Why is this degree represented in the study system in the Czech Republic? In the Czech Republic, titles play an important role in social interaction. As a lawyer or doctor, it is particularly important to be called “Herr Doktor”. The title has a long tradition in the Czech Republic and dates back to the time of the Austro-Hungarian monarchy. In other European countries, including Germany, it often causes confusion. International students should be aware that these degrees are not a regular doctoral degree.
The following qualifications for small doctorates can be found in the Czech system of studies:
- Right: Doktor práv (JUDr.)
- Humanities, teaching, social sciences: Doktor filozofie (Ph.Dr.)
- Natural sciences: Doktor přírodních věd (RNDr.)
- Pharmacy: Doktor farmacie (PharmDr.)
- Theology: Doktor teologie (ThDr.) Or Licenciát teologie (ThLic.)

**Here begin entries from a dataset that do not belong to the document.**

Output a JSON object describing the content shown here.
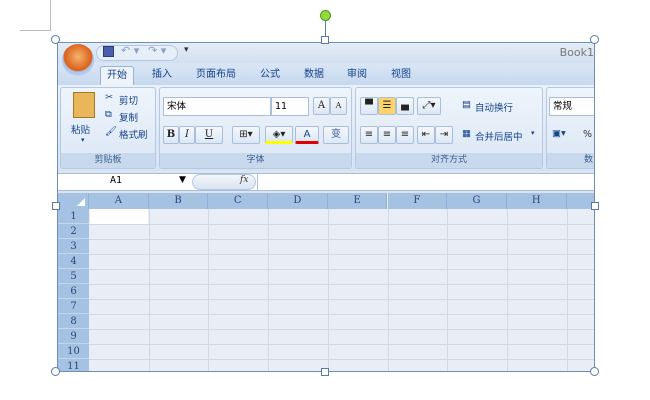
{
  "title": "Book1",
  "quick_access": {
    "save_icon": "save-icon",
    "undo_icon": "undo-icon",
    "redo_icon": "redo-icon",
    "customize_icon": "dropdown-icon"
  },
  "tabs": [
    "开始",
    "插入",
    "页面布局",
    "公式",
    "数据",
    "审阅",
    "视图"
  ],
  "active_tab": "开始",
  "clipboard": {
    "paste": "粘贴",
    "cut": "剪切",
    "copy": "复制",
    "format_painter": "格式刷",
    "label": "剪贴板"
  },
  "font": {
    "name": "宋体",
    "size": "11",
    "grow": "A",
    "shrink": "A",
    "bold": "B",
    "italic": "I",
    "underline": "U",
    "font_color": "A",
    "phonetic": "变",
    "label": "字体",
    "fill_color": "#ffff00",
    "text_color": "#e00000"
  },
  "alignment": {
    "wrap_text": "自动换行",
    "merge_center": "合并后居中",
    "label": "对齐方式"
  },
  "number": {
    "format": "常规",
    "percent": "%",
    "label": "数"
  },
  "formula_bar": {
    "name_box": "A1",
    "fx": "fx",
    "value": ""
  },
  "columns": [
    "A",
    "B",
    "C",
    "D",
    "E",
    "F",
    "G",
    "H"
  ],
  "rows": [
    "1",
    "2",
    "3",
    "4",
    "5",
    "6",
    "7",
    "8",
    "9",
    "10",
    "11"
  ]
}
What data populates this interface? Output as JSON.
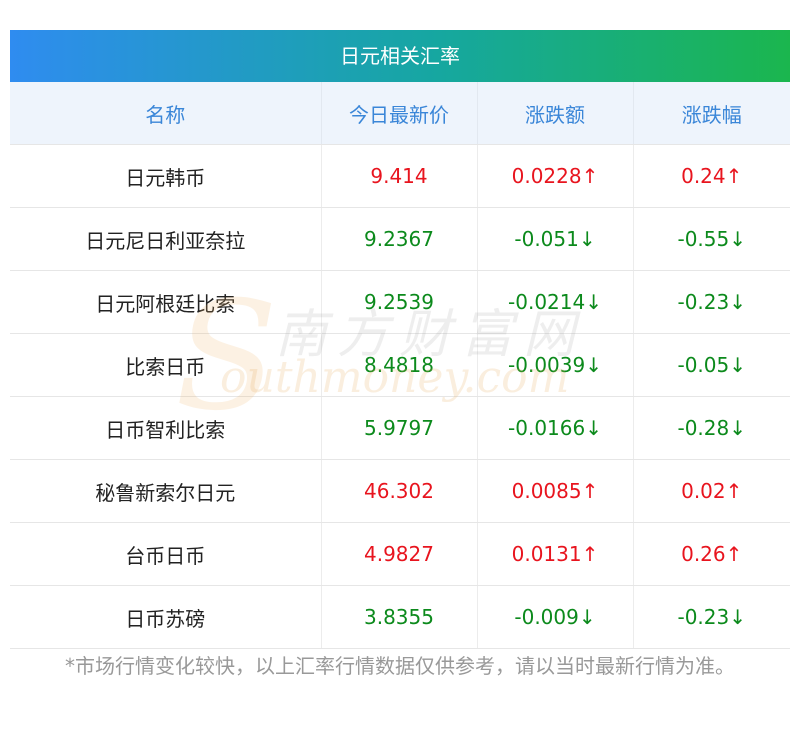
{
  "title": "日元相关汇率",
  "headers": [
    "名称",
    "今日最新价",
    "涨跌额",
    "涨跌幅"
  ],
  "rows": [
    {
      "name": "日元韩币",
      "price": "9.414",
      "change": "0.0228↑",
      "pct": "0.24↑",
      "dir": "up"
    },
    {
      "name": "日元尼日利亚奈拉",
      "price": "9.2367",
      "change": "-0.051↓",
      "pct": "-0.55↓",
      "dir": "down"
    },
    {
      "name": "日元阿根廷比索",
      "price": "9.2539",
      "change": "-0.0214↓",
      "pct": "-0.23↓",
      "dir": "down"
    },
    {
      "name": "比索日币",
      "price": "8.4818",
      "change": "-0.0039↓",
      "pct": "-0.05↓",
      "dir": "down"
    },
    {
      "name": "日币智利比索",
      "price": "5.9797",
      "change": "-0.0166↓",
      "pct": "-0.28↓",
      "dir": "down"
    },
    {
      "name": "秘鲁新索尔日元",
      "price": "46.302",
      "change": "0.0085↑",
      "pct": "0.02↑",
      "dir": "up"
    },
    {
      "name": "台币日币",
      "price": "4.9827",
      "change": "0.0131↑",
      "pct": "0.26↑",
      "dir": "up"
    },
    {
      "name": "日币苏磅",
      "price": "3.8355",
      "change": "-0.009↓",
      "pct": "-0.23↓",
      "dir": "down"
    }
  ],
  "footnote": "*市场行情变化较快，以上汇率行情数据仅供参考，请以当时最新行情为准。",
  "watermark": {
    "cn": "南方财富网",
    "en": "outhmoney.com",
    "s": "S"
  },
  "colors": {
    "up": "#e8141e",
    "down": "#0c8a1c",
    "header_text": "#3a86d8"
  }
}
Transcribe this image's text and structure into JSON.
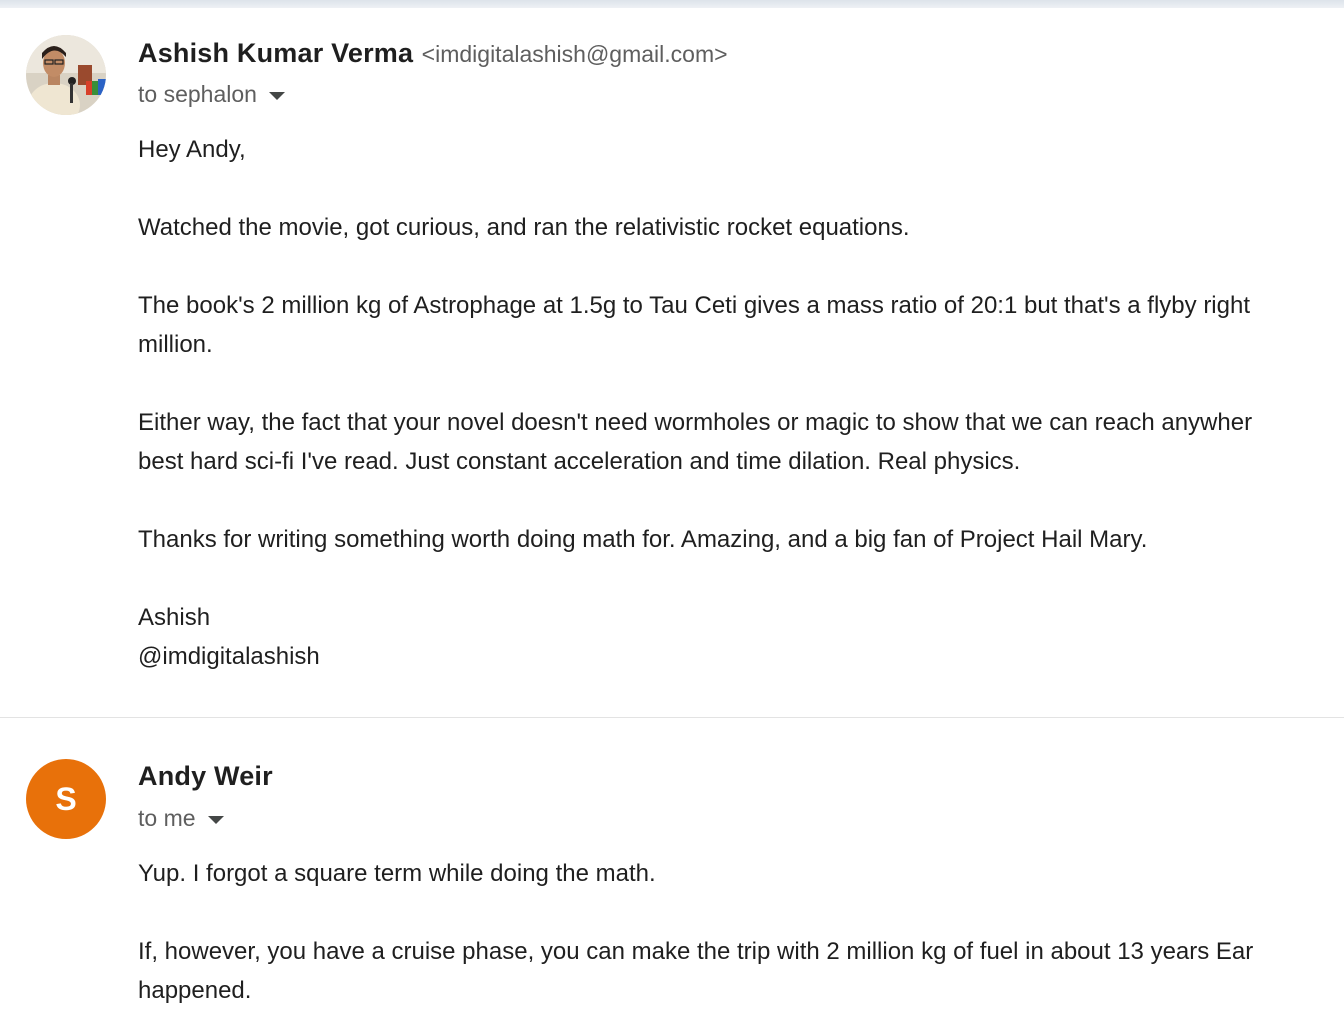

The so-called Vyšší odborna škola (for example: higher technical school; tertiary professional school) represent a special case in the Czech university landscape. They are therefore difficult to classify according to EU standards. They correspond most closely to the American community colleges. They offer three to three and a half years of practice-oriented training. After passing the final exam (Absolutorium), students receive the degree diplomovaný specialista(“Graduated Specialist”), DiS for short. The qualifications are below a bachelor’s degree and do not entitle you to take up a master’s degree. They can therefore be roughly compared with the certificates common in Anglo-Saxon countries.
Shorter study stays in the Czech Republic
A semester abroad in the Czech Republic is certainly one of the most popular forms of studying abroad. Here international students can study for one or two semesters at a university in the Czech Republic, get to know the country and its people and attend courses. Since many universities offer English-language courses, a semester abroad is also attractive for those who do not (yet) speak Czech.
Since the ECT system has also found its way into the Czech universities, crediting the course achievements is possible without any problems – of course, you should always conclude a learning agreement with your home university beforehand.
The study system in the Czech Republic compared to Germany
By and large, the study system in the Czech Republic can be compared with that in Germany. There, too, the provisions of the Bologna Process were largely implemented. Unlike in this country, the study in the Czech Republic is not modularized, but consists of compulsory courses, elective courses and electives. Here the students acquire the necessary ECTS points. The achievements achieved there are included in the diploma supplement, but have no influence on the final grade. Only the state final examination at the end of the course and the grade of the thesis are decisive. In most cases, admission to the university takes place via entrance exams; there is no NC. There are also no qualifications in the German study system that correspond to the small Czech doctorates.